— Не пропали мои ночи бессонные даром, спасла сироту! — громко и торжественно ответила нянечка. — В себя!.. В себя пришла!..
Она слезла с табуретки, подбежала к окну. Лена услышала: за стеной глухо, но так сильно, что вздрагивают стекла в окне, ухает что-то большое, тяжелое.
— Там кто? — спросила она.
— Чего — кто, доченька?
— Бахает.
— Стреляют это, Леночка!
— Кто стреляет?
— Ты ляжь, спи.
— Нянечка, а это? — Лена показала пальцем на мешки.
Кузьминишна подошла к печке, оправила безрукавку.
— Ляжь, Лена, спи. Ты спи, я тебе все, все расскажу. Нельзя тебе говорить…
Как сквозь туман, засыпая и просыпаясь, Лена слушала далекий голос. А Кузьминишна, привалившись спиной к печке, говорила, не отводя глаз от запотевшего окна, за которым висело низкое небо и глухо отдавались орудийные выстрелы. Говорила больше для себя, отводя душу. Из немигающих ее глаз выкатывались медленные слезы.

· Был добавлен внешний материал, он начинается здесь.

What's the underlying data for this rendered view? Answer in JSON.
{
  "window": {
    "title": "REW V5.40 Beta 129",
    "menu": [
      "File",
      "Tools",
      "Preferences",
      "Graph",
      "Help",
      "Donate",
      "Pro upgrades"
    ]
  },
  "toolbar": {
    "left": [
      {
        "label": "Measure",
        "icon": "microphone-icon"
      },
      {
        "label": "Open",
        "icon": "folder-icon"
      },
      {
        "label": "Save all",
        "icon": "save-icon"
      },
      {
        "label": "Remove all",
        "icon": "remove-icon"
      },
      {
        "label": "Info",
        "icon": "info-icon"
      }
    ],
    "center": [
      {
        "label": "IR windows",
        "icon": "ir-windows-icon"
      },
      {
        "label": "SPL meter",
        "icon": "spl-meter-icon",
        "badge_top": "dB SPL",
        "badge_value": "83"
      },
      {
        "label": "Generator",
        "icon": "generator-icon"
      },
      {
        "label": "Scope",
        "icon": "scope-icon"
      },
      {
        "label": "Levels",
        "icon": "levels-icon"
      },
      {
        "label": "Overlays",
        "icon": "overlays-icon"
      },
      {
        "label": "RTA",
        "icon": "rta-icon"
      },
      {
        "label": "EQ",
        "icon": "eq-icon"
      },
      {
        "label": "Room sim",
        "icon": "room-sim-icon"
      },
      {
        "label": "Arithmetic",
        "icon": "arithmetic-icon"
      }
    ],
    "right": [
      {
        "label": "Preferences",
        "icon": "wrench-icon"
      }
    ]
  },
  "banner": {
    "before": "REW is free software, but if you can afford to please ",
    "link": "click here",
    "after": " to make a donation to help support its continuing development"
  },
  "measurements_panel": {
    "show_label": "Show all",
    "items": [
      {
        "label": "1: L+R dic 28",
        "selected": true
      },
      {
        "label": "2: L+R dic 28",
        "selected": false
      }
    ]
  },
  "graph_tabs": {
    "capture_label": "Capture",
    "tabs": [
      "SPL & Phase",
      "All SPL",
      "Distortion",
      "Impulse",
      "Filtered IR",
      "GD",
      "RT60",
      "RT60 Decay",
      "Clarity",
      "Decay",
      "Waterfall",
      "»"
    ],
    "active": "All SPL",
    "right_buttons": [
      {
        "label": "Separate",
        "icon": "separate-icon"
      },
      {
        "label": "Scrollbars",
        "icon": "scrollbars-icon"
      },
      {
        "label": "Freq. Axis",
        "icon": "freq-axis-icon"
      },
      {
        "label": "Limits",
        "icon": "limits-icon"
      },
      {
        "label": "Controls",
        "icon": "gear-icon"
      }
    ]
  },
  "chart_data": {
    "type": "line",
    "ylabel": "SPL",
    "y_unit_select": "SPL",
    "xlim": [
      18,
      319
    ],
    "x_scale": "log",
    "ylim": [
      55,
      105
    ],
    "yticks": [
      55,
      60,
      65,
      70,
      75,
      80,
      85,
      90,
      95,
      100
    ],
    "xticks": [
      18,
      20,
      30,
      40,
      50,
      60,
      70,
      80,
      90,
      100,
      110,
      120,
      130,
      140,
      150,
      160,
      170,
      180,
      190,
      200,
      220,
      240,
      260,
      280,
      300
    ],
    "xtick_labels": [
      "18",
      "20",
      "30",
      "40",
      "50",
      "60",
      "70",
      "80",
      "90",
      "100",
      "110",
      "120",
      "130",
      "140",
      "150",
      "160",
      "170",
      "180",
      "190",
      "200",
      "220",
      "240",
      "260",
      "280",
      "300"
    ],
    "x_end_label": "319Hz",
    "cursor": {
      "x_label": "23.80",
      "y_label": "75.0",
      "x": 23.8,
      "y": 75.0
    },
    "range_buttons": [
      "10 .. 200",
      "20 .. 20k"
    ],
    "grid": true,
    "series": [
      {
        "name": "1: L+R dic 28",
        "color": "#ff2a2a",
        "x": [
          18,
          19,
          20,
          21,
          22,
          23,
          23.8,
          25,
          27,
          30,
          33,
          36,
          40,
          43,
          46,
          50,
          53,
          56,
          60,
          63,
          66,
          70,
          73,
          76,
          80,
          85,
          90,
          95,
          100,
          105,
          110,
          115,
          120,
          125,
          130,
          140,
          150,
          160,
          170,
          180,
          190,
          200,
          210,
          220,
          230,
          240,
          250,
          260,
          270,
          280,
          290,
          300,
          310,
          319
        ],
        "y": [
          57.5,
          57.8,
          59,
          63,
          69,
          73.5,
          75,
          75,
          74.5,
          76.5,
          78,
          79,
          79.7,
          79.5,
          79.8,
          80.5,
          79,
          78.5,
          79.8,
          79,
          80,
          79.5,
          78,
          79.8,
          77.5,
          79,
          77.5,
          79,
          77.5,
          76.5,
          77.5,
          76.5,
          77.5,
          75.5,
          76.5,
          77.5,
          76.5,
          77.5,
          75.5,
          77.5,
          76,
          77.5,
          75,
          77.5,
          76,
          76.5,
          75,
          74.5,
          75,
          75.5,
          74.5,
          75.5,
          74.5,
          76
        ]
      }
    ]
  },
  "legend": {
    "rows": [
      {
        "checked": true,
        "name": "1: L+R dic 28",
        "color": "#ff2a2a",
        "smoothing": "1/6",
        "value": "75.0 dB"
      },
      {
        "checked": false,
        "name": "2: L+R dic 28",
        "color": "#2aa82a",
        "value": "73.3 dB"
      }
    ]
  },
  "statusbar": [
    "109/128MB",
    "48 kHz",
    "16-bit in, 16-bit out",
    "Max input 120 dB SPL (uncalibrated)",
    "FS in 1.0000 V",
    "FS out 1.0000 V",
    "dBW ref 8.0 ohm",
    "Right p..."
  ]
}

— Слушай, доченька, слушай! Как слезли мы тогда с подводы — ну куда тебя до города везти, застынешь хворая, одеяло-то унесло! — пришли сюда, в один дом сунулись — не пущают, в другой — не пущают, тифу боятся… А ты так и никнешь. Жаром от тебя, как от печки. Что делать, боже ж наш? Спасибо, одна научила: «Бежи, говорит, до крайней хаты, пустует она. Хозяева с атаманцами за Дон ушли, там с сиротой заночуешь». А время к ночи, холод, мзгла. Как пришла я с тобой, доченька, изба не заперта, ветер гуляет. Положила тебя на лавку, плачу-разливаюсь. Потом, гляди, очунела. Во двор выскочила, в сарае щеп да соломы насбирала, спички у меня с собой припрятаны были. Затворила дверь, перекрестилась и ну в чужой хате печь топить! Дыму, дыму… Пошла по избам. У кого Христа ради, а у кого за деньги вымолила для тебя яичек да молочка. О хлебе и не поминай — белые все поотбирали… А по станице тиф ходит, а ты у меня вся в огне горишь… Ножницы у соседки выпросила, волосочки твои состригла… Так и стали жить. Господи! Слезу я ночью с печки, сяду, сердце у меня так и зайдется. Ты коготочками стену скребешь. А то как закричишь: «Конь волосатый, снимите шубу!» Я тебя водицей либо молочком, вот и отойдешь. А тут, слышу, стрелять зачали. Так и грохают, чуть стекла не повылетали. Ничего, обошлось, стороной прошли, Шкуро этот на Пятигорск. Да…
Кузьминишна замолчала, и опять далеко и гулко ухнуло за окнами, так что затряслась печка. Лена потянула нянечку за тесемку повойника.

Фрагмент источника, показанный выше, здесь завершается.